Poursuivant l'étude de la destruction du Temple, le Zohar s'appuie sur un verset d'Isaïe (22:5) décrivant « un jour de tumulte, de défaite et de confusion dans la vallée de la vision » (Jérusalem). Il identifie ce « jour » à un degré supérieur — Tiferet, qui totalise en lui les six jours de la semaine — qui, en raison de la multiplication des fautes d'Israël, s'élève et se retire vers un lieu supérieur (Keter), laissant place à un « jour » inférieur, issu des forces impures, qui envahit alors le Temple et le détruit.

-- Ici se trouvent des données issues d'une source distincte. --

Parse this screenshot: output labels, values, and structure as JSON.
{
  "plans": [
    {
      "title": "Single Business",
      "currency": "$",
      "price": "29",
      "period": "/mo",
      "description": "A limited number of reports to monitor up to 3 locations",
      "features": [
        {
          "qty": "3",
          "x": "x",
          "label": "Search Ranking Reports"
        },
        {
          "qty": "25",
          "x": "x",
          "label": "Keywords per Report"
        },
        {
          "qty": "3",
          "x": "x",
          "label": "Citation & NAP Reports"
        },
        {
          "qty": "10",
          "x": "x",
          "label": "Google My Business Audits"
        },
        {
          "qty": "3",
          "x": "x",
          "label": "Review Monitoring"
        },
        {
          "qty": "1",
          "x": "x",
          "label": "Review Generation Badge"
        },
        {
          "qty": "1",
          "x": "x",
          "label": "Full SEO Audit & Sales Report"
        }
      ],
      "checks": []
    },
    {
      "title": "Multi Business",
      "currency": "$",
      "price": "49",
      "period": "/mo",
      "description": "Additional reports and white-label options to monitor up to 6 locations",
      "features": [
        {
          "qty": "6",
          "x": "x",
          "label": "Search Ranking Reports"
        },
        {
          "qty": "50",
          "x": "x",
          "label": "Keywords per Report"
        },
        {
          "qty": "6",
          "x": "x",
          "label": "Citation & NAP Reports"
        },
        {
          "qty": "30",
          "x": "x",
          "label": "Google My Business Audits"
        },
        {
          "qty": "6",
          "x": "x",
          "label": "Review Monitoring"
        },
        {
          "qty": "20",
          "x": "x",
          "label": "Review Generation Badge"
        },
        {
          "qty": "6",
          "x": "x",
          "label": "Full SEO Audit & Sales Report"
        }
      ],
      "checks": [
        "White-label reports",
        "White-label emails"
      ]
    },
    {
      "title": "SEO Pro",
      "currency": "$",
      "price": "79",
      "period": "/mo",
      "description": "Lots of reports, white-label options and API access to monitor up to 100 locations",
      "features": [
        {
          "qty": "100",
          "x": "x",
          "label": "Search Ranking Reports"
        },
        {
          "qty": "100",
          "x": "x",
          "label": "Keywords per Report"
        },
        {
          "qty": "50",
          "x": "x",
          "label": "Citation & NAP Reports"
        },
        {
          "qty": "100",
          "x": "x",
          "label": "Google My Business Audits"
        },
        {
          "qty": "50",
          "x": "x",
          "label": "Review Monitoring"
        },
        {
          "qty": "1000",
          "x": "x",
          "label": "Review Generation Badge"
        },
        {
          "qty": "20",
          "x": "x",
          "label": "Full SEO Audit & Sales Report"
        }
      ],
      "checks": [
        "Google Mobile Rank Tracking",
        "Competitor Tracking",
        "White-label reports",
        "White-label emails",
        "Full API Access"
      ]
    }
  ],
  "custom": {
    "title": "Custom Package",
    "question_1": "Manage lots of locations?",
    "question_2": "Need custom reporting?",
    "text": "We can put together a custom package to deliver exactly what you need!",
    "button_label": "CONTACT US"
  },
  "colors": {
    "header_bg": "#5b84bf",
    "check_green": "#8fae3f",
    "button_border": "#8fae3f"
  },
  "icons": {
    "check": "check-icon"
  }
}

Ce retrait s'accompagne du départ de la Chekhina (Malkhout), la « reine », chassée vers des lieux extérieurs. Le Zohar lit alors la suite du verset comme s'enchaînant directement avec le premier mot des Lamentations, « Eicha » — compris non comme une exclamation de deuil mais comme une question : « Où est-elle ? ». Le texte égrène les appellations successives par lesquelles ce « jour » supérieur, désormais séparé, appelle la Chekhina : bien-aimée, colombe, unique, puis — s'appuyant sur un midrash rapporté au nom de Rabbi Chimon Bar Yohaï — « ma sœur », « ma fille », « ma mère », trois degrés croissants de tendresse.

Le Zohar relie enfin cette séparation à la récitation quotidienne du Chema (dont la première phrase compte 25 lettres, secret de l'unification entre Tiferet et Malkhout) : c'est parce que les habitants de la terre d'Israël continuent d'entendre chaque jour ce gémissement — contrairement à ceux restés en exil à Babylone — qu'il leur revient à eux, en priorité, d'ouvrir les lamentations sur la destruction de Jérusalem.